When my doctor told me—gently, the way physicians do when they’re trying not to alarm you—that stress was beginning to carve its signature into my body, I finally listened in a way I hadn’t before. It wasn’t just the fatigue or the headaches or the restless nights where my heart seemed to race for no reason.
It was the quiet awareness that I had spent too long being strong for everyone, too long swallowing discomfort so others could stay comfortable, and my body had decided it was done cooperating with that arrangement. He recommended I leave the city, breathe sea air, sleep without interruption, and go somewhere that felt safe and familiar. There was only one place that fit that description: my beach house on the Spanish coast, the one my late husband and I had built decades earlier when life still felt wide open and hopeful. That house was not just a property on paper.
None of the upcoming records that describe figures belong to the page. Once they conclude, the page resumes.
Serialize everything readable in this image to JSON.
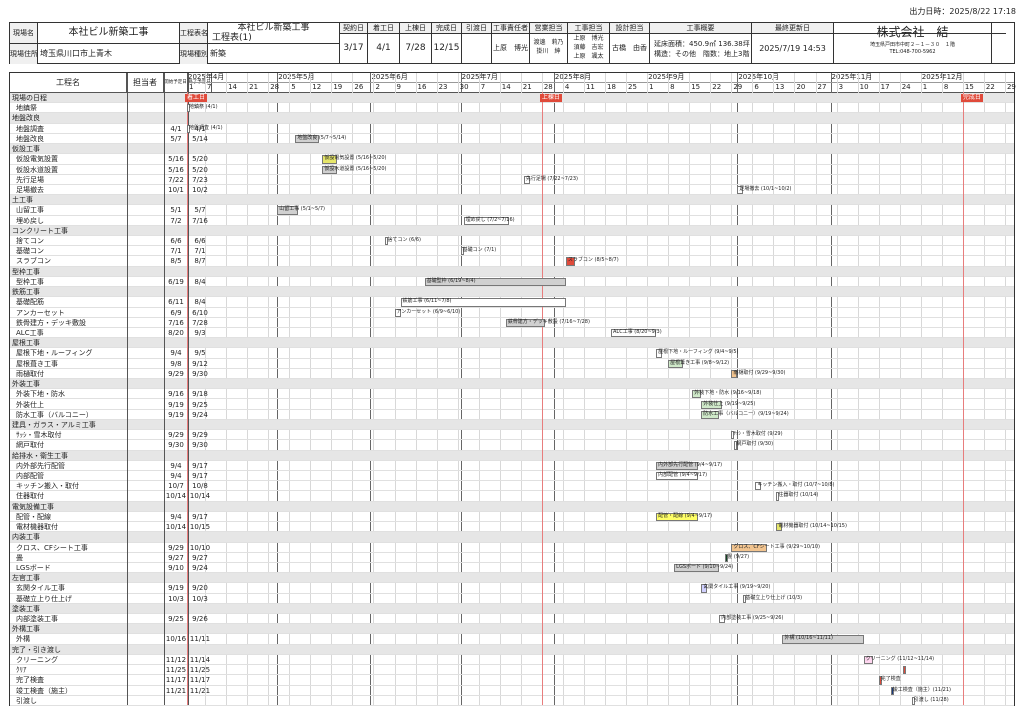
{
  "output_time": "出力日時：2025/8/22 17:18",
  "header": {
    "site_name_label": "現場名",
    "site_name": "本社ビル新築工事",
    "site_address_label": "現場住所",
    "site_address": "埼玉県川口市上青木",
    "chart_name_label": "工程表名",
    "chart_project": "本社ビル新築工事",
    "chart_name": "工程表(1)",
    "site_type_label": "現場種別",
    "site_type": "新築",
    "contract_label": "契約日",
    "contract": "3/17",
    "start_label": "着工日",
    "start": "4/1",
    "ridge_label": "上棟日",
    "ridge": "7/28",
    "complete_label": "完成日",
    "complete": "12/15",
    "handover_label": "引渡日",
    "handover": "",
    "chief_label": "工事責任者",
    "chief": "上原　博光",
    "sales_label": "営業担当",
    "sales": "渡邊　莉乃\n掛川　紳",
    "construct_label": "工事担当",
    "construct": "上原　博光\n須藤　吉宏\n上原　颯太",
    "design_label": "設計担当",
    "design": "古橋　由香",
    "overview_label": "工事概要",
    "overview": "延床面積：450.9㎡ 136.38坪\n構造：その他　階数：地上3階",
    "updated_label": "最終更新日",
    "updated": "2025/7/19 14:53",
    "company": "株式会社　結",
    "company_addr": "埼玉県戸田市中町２－１－３０　１階",
    "company_tel": "TEL:048-700-5962"
  },
  "columns": {
    "task": "工程名",
    "owner": "担当者",
    "plan_start": "開始予定日",
    "plan_end": "終了予定日"
  },
  "months": [
    "2025年4月",
    "2025年5月",
    "2025年6月",
    "2025年7月",
    "2025年8月",
    "2025年9月",
    "2025年10月",
    "2025年11月",
    "2025年12月"
  ],
  "days": [
    [
      "1",
      "7",
      "14",
      "21",
      "28"
    ],
    [
      "5",
      "12",
      "19",
      "26"
    ],
    [
      "2",
      "9",
      "16",
      "23",
      "30"
    ],
    [
      "7",
      "14",
      "21",
      "28"
    ],
    [
      "4",
      "11",
      "18",
      "25"
    ],
    [
      "1",
      "8",
      "15",
      "22",
      "29"
    ],
    [
      "6",
      "13",
      "20",
      "27"
    ],
    [
      "3",
      "10",
      "17",
      "24"
    ],
    [
      "1",
      "8",
      "15",
      "22",
      "29"
    ]
  ],
  "rows": [
    {
      "type": "cat",
      "name": "現場の日程"
    },
    {
      "type": "task",
      "name": "地鎮祭",
      "s": "",
      "e": ""
    },
    {
      "type": "cat",
      "name": "地盤改良"
    },
    {
      "type": "task",
      "name": "地盤調査",
      "s": "4/1",
      "e": "4/1"
    },
    {
      "type": "task",
      "name": "地盤改良",
      "s": "5/7",
      "e": "5/14"
    },
    {
      "type": "cat",
      "name": "仮設工事"
    },
    {
      "type": "task",
      "name": "仮設電気設置",
      "s": "5/16",
      "e": "5/20"
    },
    {
      "type": "task",
      "name": "仮設水道設置",
      "s": "5/16",
      "e": "5/20"
    },
    {
      "type": "task",
      "name": "先行足場",
      "s": "7/22",
      "e": "7/23"
    },
    {
      "type": "task",
      "name": "足場撤去",
      "s": "10/1",
      "e": "10/2"
    },
    {
      "type": "cat",
      "name": "土工事"
    },
    {
      "type": "task",
      "name": "山留工事",
      "s": "5/1",
      "e": "5/7"
    },
    {
      "type": "task",
      "name": "埋め戻し",
      "s": "7/2",
      "e": "7/16"
    },
    {
      "type": "cat",
      "name": "コンクリート工事"
    },
    {
      "type": "task",
      "name": "捨てコン",
      "s": "6/6",
      "e": "6/6"
    },
    {
      "type": "task",
      "name": "基礎コン",
      "s": "7/1",
      "e": "7/1"
    },
    {
      "type": "task",
      "name": "スラブコン",
      "s": "8/5",
      "e": "8/7"
    },
    {
      "type": "cat",
      "name": "型枠工事"
    },
    {
      "type": "task",
      "name": "型枠工事",
      "s": "6/19",
      "e": "8/4"
    },
    {
      "type": "cat",
      "name": "鉄筋工事"
    },
    {
      "type": "task",
      "name": "基礎配筋",
      "s": "6/11",
      "e": "8/4"
    },
    {
      "type": "task",
      "name": "アンカーセット",
      "s": "6/9",
      "e": "6/10"
    },
    {
      "type": "task",
      "name": "鉄骨建方・デッキ敷設",
      "s": "7/16",
      "e": "7/28"
    },
    {
      "type": "task",
      "name": "ALC工事",
      "s": "8/20",
      "e": "9/3"
    },
    {
      "type": "cat",
      "name": "屋根工事"
    },
    {
      "type": "task",
      "name": "屋根下地・ルーフィング",
      "s": "9/4",
      "e": "9/5"
    },
    {
      "type": "task",
      "name": "屋根葺き工事",
      "s": "9/8",
      "e": "9/12"
    },
    {
      "type": "task",
      "name": "雨樋取付",
      "s": "9/29",
      "e": "9/30"
    },
    {
      "type": "cat",
      "name": "外装工事"
    },
    {
      "type": "task",
      "name": "外装下地・防水",
      "s": "9/16",
      "e": "9/18"
    },
    {
      "type": "task",
      "name": "外装仕上",
      "s": "9/19",
      "e": "9/25"
    },
    {
      "type": "task",
      "name": "防水工事（バルコニー）",
      "s": "9/19",
      "e": "9/24"
    },
    {
      "type": "cat",
      "name": "建具・ガラス・アルミ工事"
    },
    {
      "type": "task",
      "name": "ｻｯｼ・雪木取付",
      "s": "9/29",
      "e": "9/29"
    },
    {
      "type": "task",
      "name": "網戸取付",
      "s": "9/30",
      "e": "9/30"
    },
    {
      "type": "cat",
      "name": "給排水・衛生工事"
    },
    {
      "type": "task",
      "name": "内外部先行配管",
      "s": "9/4",
      "e": "9/17"
    },
    {
      "type": "task",
      "name": "内部配管",
      "s": "9/4",
      "e": "9/17"
    },
    {
      "type": "task",
      "name": "キッチン搬入・取付",
      "s": "10/7",
      "e": "10/8"
    },
    {
      "type": "task",
      "name": "住器取付",
      "s": "10/14",
      "e": "10/14"
    },
    {
      "type": "cat",
      "name": "電気設備工事"
    },
    {
      "type": "task",
      "name": "配管・配線",
      "s": "9/4",
      "e": "9/17"
    },
    {
      "type": "task",
      "name": "電材機器取付",
      "s": "10/14",
      "e": "10/15"
    },
    {
      "type": "cat",
      "name": "内装工事"
    },
    {
      "type": "task",
      "name": "クロス、CFシート工事",
      "s": "9/29",
      "e": "10/10"
    },
    {
      "type": "task",
      "name": "畳",
      "s": "9/27",
      "e": "9/27"
    },
    {
      "type": "task",
      "name": "LGSボード",
      "s": "9/10",
      "e": "9/24"
    },
    {
      "type": "cat",
      "name": "左官工事"
    },
    {
      "type": "task",
      "name": "玄関タイル工事",
      "s": "9/19",
      "e": "9/20"
    },
    {
      "type": "task",
      "name": "基礎立上り仕上げ",
      "s": "10/3",
      "e": "10/3"
    },
    {
      "type": "cat",
      "name": "塗装工事"
    },
    {
      "type": "task",
      "name": "内部塗装工事",
      "s": "9/25",
      "e": "9/26"
    },
    {
      "type": "cat",
      "name": "外構工事"
    },
    {
      "type": "task",
      "name": "外構",
      "s": "10/16",
      "e": "11/11"
    },
    {
      "type": "cat",
      "name": "完了・引き渡し"
    },
    {
      "type": "task",
      "name": "クリーニング",
      "s": "11/12",
      "e": "11/14"
    },
    {
      "type": "task",
      "name": "ｸﾘｱ",
      "s": "11/25",
      "e": "11/25"
    },
    {
      "type": "task",
      "name": "完了検査",
      "s": "11/17",
      "e": "11/17"
    },
    {
      "type": "task",
      "name": "竣工検査（施主）",
      "s": "11/21",
      "e": "11/21"
    },
    {
      "type": "task",
      "name": "引渡し",
      "s": "",
      "e": ""
    }
  ],
  "events": [
    {
      "label": "着工日",
      "date": "4/1"
    },
    {
      "label": "上棟日",
      "date": "7/28"
    },
    {
      "label": "完成日",
      "date": "12/15"
    }
  ],
  "bar_labels": {
    "chinsai": "地鎮祭 (4/1)",
    "chousa": "地盤調査 (4/1)",
    "kairyo": "地盤改良 (5/7~5/14)",
    "denki": "仮設電気設置 (5/16~5/20)",
    "suido": "仮設水道設置 (5/16~5/20)",
    "sashi": "先行足場 (7/22~7/23)",
    "tekkyo": "足場撤去 (10/1~10/2)",
    "yamadome": "山留工事 (5/1~5/7)",
    "umemodoshi": "埋め戻し (7/2~7/16)",
    "sutecon": "捨てコン (6/6)",
    "kisocon": "基礎コン (7/1)",
    "slab": "スラブコン (8/5~8/7)",
    "katawaku": "基礎型枠 (6/19~8/4)",
    "katawaku2": "土台枠 (7/28~8/4)",
    "haikin": "鉄筋工事 (6/11~7/8)",
    "haikin2": "デスラブ配筋 (7/28~8/4)",
    "anchor": "アンカーセット (6/9~6/10)",
    "tekkotsu": "鉄骨建方・デッキ敷設 (7/16~7/28)",
    "alc": "ALC工事 (8/20~9/3)",
    "roof1": "屋根下地・ルーフィング (9/4~9/5)",
    "roof2": "屋根葺き工事 (9/8~9/12)",
    "amadoi": "雨樋取付 (9/29~9/30)",
    "gaisou1": "外装下地・防水 (9/16~9/18)",
    "gaisou2": "外装仕上 (9/19~9/25)",
    "bousui": "防水工事（バルコニー）(9/19~9/24)",
    "sash": "ｻｯｼ・雪木取付 (9/29)",
    "amido": "網戸取付 (9/30)",
    "pipe1": "内外部先行配管 (9/4~9/17)",
    "pipe2": "内部配管 (9/4~9/17)",
    "kitchen": "キッチン搬入・取付 (10/7~10/8)",
    "juuki": "住器取付 (10/14)",
    "haisen": "配管・配線 (9/4~9/17)",
    "denzai": "電材機器取付 (10/14~10/15)",
    "cross": "クロス、CFシート工事 (9/29~10/10)",
    "tatami": "畳 (9/27)",
    "lgs": "LGSボード (9/10~9/24)",
    "tile": "玄関タイル工事 (9/19~9/20)",
    "kiso": "基礎立上り仕上げ (10/3)",
    "tosou": "内部塗装工事 (9/25~9/26)",
    "gaikou": "外構 (10/16~11/11)",
    "cleaning": "クリーニング (11/12~11/14)",
    "kanryo": "完了検査",
    "shunko": "竣工検査（施主）(11/21)",
    "hikiwatashi": "引渡し (11/28)"
  }
}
It was memory made physical: white sand just beyond the terrace, palm trees that rustled like whispered prayers, the steady sound of waves that always seemed to untangle knots in the chest. It was where we’d laughed barefoot in the kitchen, where we’d watched sunsets with wine in hand, where grief had later softened into something survivable because the ocean kept moving no matter what. I packed lightly—comfortable clothes, a novel I’d been meaning to finish, my medications, and the kind of quiet optimism you carry when you believe you’re about to rest. The drive was long but soothing, the landscape gradually trading concrete for sky.